17) If tan θ = 1 and θ is in quadrant I, compute tan(θ/2).

√2 - 1

√2 + 1

1/√2

1

If tanθ=1 in Quadrant I, then θ=45° and θ/2=22.5°; the exact tangent is √2 − 1.

Explanation

If tanθ=1 in Quadrant I, then θ=45° and θ/2=22.5°; the exact tangent is √2 − 1.

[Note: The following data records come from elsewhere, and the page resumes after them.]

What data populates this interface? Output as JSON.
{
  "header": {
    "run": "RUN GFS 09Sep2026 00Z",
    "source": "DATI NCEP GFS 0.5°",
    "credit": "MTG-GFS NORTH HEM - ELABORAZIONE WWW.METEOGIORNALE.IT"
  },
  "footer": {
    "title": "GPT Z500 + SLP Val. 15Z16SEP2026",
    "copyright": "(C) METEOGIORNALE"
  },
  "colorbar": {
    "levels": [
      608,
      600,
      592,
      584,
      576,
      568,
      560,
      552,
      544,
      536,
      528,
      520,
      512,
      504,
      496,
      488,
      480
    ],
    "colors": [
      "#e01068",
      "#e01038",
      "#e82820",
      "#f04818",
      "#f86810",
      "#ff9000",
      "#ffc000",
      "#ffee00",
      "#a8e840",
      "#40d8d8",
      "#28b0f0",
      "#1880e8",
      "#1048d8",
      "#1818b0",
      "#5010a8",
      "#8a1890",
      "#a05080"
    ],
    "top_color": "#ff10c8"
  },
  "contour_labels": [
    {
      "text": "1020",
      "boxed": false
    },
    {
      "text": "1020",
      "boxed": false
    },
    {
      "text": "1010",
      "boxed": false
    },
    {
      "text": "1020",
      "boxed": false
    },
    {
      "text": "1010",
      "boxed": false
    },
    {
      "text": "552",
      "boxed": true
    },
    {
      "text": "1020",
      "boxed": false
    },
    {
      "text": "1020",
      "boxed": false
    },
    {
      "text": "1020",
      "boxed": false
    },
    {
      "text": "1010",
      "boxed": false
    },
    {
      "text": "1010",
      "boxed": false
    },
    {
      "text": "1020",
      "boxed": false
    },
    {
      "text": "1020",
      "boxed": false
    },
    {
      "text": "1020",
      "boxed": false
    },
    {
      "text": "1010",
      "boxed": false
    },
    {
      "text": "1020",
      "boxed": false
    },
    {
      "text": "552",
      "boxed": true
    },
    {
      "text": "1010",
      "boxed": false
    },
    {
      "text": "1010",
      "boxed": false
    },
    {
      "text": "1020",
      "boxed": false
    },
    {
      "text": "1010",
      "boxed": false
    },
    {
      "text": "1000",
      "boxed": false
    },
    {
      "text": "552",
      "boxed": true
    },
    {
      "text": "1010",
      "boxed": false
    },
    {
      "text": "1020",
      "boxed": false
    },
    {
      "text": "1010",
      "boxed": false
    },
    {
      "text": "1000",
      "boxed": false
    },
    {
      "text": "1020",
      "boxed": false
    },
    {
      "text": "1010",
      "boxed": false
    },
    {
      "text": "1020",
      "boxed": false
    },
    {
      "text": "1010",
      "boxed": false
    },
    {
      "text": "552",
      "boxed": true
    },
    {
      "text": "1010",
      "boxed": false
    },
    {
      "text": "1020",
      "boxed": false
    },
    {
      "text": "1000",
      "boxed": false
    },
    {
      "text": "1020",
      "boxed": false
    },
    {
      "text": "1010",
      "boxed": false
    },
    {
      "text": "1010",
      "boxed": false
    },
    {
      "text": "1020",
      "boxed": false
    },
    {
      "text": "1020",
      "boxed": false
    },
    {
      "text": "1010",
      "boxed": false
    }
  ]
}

18) If sin θ = 24/25 in quadrant I, find tan(θ/2).

3/4

4/3

7/24

24/7

sin⁡θ=24/25 and cos⁡θ=7/25 give (24/25)/(32/25)=3/4

Explanation

sin⁡θ=24/25 and cos⁡θ=7/25 give (24/25)/(32/25)=3/4

19) If cos θ = 0.6 and θ is in quadrant I, compute tan(θ/2).

√(2/3)

1/2

2/3

√3/3

With cos⁡θ=0.6 and sin⁡θ=0.8, the half-angle tangent is 0.8/(1.6)=0.5

Explanation

With cos⁡θ=0.6 and sin⁡θ=0.8, the half-angle tangent is 0.8/(1.6)=0.5

20) If cos(θ) = 12/13 and θ is in quadrant IV, find tan(θ/2).

-12/5

5/12

12/5

-5/12

To find tan(θ/2), we use the half-angle identity: tan(θ/2) = sin(θ) / (1 + cos(θ)). Since cos(θ) = 12/13, we can find sin(θ) using the Pythagorean identity: sin(θ) = -√(1 - cos²(θ)) = -√(1 - (12/13)²) = -5/13 (negative because θ is in quadrant IV). Then, substituting into the half-angle formula gives tan(θ/2) = (-5/13) / (1 + 12/13) = (-5/13) / (25/13) = -5/25 = -1/5. This corresponds to option D.

Explanation

To find tan(θ/2), we use the half-angle identity: tan(θ/2) = sin(θ) / (1 + cos(θ)). Since cos(θ) = 12/13, we can find sin(θ) using the Pythagorean identity: sin(θ) = -√(1 - cos²(θ)) = -√(1 - (12/13)²) = -5/13 (negative because θ is in quadrant IV). Then, substituting into the half-angle formula gives tan(θ/2) = (-5/13) / (1 + 12/13) = (-5/13) / (25/13) = -5/25 = -1/5. This corresponds to option D.